The existence of this old guard — along with the law-and-order politicians and pundits in the city who support and defend them — is the primary reason why Oakland is still in federal oversight eleven years after The Riders case ended. And if the members of this old guard leave, then the new officers in the department who want OPD to become a modern, progressive police force may decide to stay, which would also be a good thing. Last month, the Express reported on this split between the old and new guards, which surfaced in a survey of police officers' attitudes last fall (see "Oakland Cops Think City Is Too Liberal," 1/29).
It's hard to know why Frazier soured on the job — he, like Warshaw, has declined to talk to journalists — but some police observers think that he grew close to members of the police union, the Oakland Police Officers' Association (OPOA), and may have adopted their view that the federal reforms should not be a top priority. Rashidah Grinage, executive director of the police watchdog group PUEBLO, said she was surprised when Frazier sided with the OPOA and chose to overrule a city council decision to require that civilians be in charge of receiving complaints about police misconduct. Critics of the department have long maintained that Oakland police discourage people from reporting wrongdoing. But OPOA contended that civilian involvement would prompt cops to leave the department — an argument that Frazier adopted. "It seemed clear that Frazier drank the OPOA Kool-Aid," Grinage said.

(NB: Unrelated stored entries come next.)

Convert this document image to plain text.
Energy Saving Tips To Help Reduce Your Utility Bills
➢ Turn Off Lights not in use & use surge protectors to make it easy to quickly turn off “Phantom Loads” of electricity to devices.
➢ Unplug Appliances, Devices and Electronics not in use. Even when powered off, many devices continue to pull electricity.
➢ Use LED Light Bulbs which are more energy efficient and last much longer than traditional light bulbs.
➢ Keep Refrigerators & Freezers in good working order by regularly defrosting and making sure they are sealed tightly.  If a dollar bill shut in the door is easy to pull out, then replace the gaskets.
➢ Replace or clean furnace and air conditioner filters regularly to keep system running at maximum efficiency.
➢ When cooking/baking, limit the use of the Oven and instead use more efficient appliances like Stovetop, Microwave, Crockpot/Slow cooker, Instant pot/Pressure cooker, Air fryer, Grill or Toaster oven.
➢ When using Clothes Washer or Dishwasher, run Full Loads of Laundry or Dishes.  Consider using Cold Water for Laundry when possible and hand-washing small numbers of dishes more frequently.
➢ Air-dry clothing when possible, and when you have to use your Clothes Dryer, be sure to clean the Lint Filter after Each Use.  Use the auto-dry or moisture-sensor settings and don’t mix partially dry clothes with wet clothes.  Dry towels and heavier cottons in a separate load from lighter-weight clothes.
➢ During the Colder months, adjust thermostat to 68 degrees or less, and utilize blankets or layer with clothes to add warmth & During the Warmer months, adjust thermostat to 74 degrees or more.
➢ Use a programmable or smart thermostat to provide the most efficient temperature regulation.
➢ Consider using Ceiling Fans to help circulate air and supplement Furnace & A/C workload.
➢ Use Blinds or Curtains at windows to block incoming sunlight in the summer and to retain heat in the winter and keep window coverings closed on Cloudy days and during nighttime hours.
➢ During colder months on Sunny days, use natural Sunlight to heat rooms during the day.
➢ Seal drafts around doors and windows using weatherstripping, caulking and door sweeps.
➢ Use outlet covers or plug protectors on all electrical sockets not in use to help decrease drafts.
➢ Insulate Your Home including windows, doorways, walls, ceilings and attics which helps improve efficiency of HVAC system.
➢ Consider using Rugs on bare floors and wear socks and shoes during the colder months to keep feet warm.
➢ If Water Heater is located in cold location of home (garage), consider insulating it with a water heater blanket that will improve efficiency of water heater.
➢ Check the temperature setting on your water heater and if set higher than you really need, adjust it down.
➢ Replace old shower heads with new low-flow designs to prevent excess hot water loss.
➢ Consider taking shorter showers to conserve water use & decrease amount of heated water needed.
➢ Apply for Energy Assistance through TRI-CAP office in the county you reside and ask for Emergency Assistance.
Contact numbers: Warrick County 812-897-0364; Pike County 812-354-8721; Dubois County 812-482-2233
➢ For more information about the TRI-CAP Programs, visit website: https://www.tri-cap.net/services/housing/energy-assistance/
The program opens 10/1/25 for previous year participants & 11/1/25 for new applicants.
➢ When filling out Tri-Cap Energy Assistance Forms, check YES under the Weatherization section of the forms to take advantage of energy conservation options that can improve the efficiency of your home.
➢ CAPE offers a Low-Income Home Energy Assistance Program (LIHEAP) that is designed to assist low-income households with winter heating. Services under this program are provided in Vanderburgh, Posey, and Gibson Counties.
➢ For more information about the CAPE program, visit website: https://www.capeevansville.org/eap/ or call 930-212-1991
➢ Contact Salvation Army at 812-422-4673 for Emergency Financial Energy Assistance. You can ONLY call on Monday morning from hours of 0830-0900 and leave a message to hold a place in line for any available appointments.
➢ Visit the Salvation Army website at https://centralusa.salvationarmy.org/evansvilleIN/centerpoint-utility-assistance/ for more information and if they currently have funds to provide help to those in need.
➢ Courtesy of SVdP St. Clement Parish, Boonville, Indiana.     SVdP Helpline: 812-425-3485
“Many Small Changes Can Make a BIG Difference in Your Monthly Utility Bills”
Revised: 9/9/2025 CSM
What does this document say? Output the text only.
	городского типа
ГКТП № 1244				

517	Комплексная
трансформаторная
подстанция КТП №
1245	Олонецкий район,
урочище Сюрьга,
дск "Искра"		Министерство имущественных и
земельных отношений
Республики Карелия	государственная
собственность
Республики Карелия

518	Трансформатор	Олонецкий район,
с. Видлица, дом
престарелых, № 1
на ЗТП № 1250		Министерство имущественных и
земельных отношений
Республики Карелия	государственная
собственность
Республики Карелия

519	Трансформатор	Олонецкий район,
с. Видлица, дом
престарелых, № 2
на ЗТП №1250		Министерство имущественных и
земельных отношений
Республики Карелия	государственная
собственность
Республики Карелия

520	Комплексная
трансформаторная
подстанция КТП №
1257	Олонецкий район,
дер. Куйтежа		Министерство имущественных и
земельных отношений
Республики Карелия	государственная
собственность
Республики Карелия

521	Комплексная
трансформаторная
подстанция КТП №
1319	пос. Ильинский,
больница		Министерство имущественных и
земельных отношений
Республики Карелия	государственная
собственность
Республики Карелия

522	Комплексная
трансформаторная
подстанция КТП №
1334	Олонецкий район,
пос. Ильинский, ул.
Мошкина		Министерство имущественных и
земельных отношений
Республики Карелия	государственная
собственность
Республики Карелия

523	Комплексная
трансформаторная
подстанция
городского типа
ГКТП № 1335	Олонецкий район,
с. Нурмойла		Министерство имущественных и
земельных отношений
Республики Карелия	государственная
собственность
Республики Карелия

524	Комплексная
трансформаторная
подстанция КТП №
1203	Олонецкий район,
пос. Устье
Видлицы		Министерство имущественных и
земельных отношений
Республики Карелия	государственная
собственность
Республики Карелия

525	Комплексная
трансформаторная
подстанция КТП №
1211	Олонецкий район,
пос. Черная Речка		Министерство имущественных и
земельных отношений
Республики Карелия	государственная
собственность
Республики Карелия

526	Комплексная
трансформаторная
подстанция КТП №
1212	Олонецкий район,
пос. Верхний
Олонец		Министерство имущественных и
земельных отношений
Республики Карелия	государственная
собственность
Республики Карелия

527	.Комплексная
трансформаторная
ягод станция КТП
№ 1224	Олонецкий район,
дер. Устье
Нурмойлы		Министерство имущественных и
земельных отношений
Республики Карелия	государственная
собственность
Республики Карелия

As for Warshaw, Chanin and Grinage think he offers the best hope of finally reforming the department. In fact, Chanin said he and fellow civil rights attorney John Burris had pushed two years ago to give Warshaw more authority over OPD — before Henderson decided to award that authority to Frazier. Grinage thinks the judge has now finally gotten it right.
"Warshaw is very clear-headed," Grinage said, adding that she is convinced he fully understands the department's numerous problems and the difficulty of his job. "He has said that this is the most intractable [group of officers] he has ever had to deal with. ... They're the most resistant to change."